6. Limit what you borrow. “Living on credit cards and loans won’t make you rich,” writes Schroeder. Sure, leverage can get you into a home or a new car, but too much debt is one of the biggest drags on your financial well-being.

6. 要限制自己借钱的数量。史诺德写过“靠信用卡和贷款度日是不会变成富翁的。” 当然,用点儿小技巧是可以帮你买个房子、或者一辆新车,但是过多的借贷却会打破你的财政平衡。

7. Be persistent. If you know what you’re doing is important and right, stick to it. Doggedly pursue your goals. Learn to “fail forward”.

7. 要坚持。如果你知道你做的事是重要且正确的,那就要坚持下去。顽强地追逐自己的目标。要学会“向前摔跤”。(小编注:即,要从每次错误中汲取教训)

8. Know when to quit. The other day, I wrote about the danger of the sunk-cost fallacy. Just because you’ve already paid $10 to see Indiana Jones and the Kingdom of the Crystal Skull, doesn’t mean you should sit through to the end. Be willing to cut your losses and walk away.

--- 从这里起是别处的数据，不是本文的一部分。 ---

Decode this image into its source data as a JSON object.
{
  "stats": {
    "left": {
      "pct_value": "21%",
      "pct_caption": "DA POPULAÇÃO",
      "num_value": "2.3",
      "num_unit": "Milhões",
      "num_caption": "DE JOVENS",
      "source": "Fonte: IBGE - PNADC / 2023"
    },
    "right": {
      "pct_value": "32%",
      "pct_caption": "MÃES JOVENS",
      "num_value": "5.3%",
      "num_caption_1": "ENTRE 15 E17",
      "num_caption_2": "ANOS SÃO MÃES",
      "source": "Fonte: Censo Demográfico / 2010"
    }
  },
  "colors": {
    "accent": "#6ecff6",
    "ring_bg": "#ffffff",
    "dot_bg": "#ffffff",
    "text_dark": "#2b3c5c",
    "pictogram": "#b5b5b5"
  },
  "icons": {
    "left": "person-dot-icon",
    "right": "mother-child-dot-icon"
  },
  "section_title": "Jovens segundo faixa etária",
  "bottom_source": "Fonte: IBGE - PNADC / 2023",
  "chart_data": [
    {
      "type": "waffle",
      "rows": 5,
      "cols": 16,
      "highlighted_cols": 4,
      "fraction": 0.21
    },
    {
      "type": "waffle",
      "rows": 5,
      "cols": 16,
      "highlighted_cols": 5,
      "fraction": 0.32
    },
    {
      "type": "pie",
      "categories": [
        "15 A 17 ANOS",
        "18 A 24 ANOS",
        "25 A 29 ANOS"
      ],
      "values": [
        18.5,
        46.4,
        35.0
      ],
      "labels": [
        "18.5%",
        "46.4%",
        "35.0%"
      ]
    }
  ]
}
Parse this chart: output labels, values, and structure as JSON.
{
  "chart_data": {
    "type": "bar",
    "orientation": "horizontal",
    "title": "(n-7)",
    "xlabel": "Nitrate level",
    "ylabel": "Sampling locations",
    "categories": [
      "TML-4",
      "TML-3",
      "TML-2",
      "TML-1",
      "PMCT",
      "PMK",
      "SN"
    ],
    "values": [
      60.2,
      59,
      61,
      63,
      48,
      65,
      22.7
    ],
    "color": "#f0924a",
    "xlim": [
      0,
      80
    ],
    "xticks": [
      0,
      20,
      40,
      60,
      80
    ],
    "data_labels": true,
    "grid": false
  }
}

8. 要知道什么时候该退出。我曾经写到过沉没成本谬论的危险性。就因为你已经付了十块钱去看夺宝奇兵4,不代表你就非要看完它。要乐于割肉、闪人。

沪江小编注:什么是沉没成本(sunk cost)?

在经济学和商业决策制定过程中会用到“沉没成本”(sunk cost)的概念,代指已经付出且不可收回的成本。沉没成本常用来和可变成本作比较,可变成本可以被改变,而沉没成本则不能被改变。在微观经济学理论中,做决策时仅需要考虑可变成本。如果同时考虑到沉没成本(这被微观经济学理论认为是错误的),那结论就不是纯粹基于事物的价值作出的。 相关解释举例来说,如果你预订了一张电影票,已经付了票款且假设不能退票。此时你付的价钱已经不能收回,就算你不看电影钱也收不回来,电影票的价钱算作你的沉没成本。

9. Assess the risks. “Asking yourself ‘and then what?’ can help you see all of the possible consequences when you’re struggling to make a decision — and can guide you to the smartest choice.”

9. 评估风险。做决定前先问问自己“结果是什么?”,这能帮助你在纠结着要做决定时看清楚所有可能发生的后果,并能指引你做出最明智的抉择。

10. Know what success really means. Success is different for each of us. Find what it is that brings meaning to your life, what makes each day important. Make this your focus. Buffett says: “When you get to my age, you’ll measure your success in life by how many of the people you want to have love you actually do love you. That’s the ultimate test of how you’ve lived your life.”

10. 懂得什么才是真正的成功?对我们每个人而言成功的定义都不同。找到那个对你生命真正有意义的、会对每一天都有影响的。专注其中。巴菲特说:“当你到了我这个年纪,你会重新评估你的成功,你会在乎那些你想爱的人是不是真的爱你,这是对你一生过得如何的终极检验。”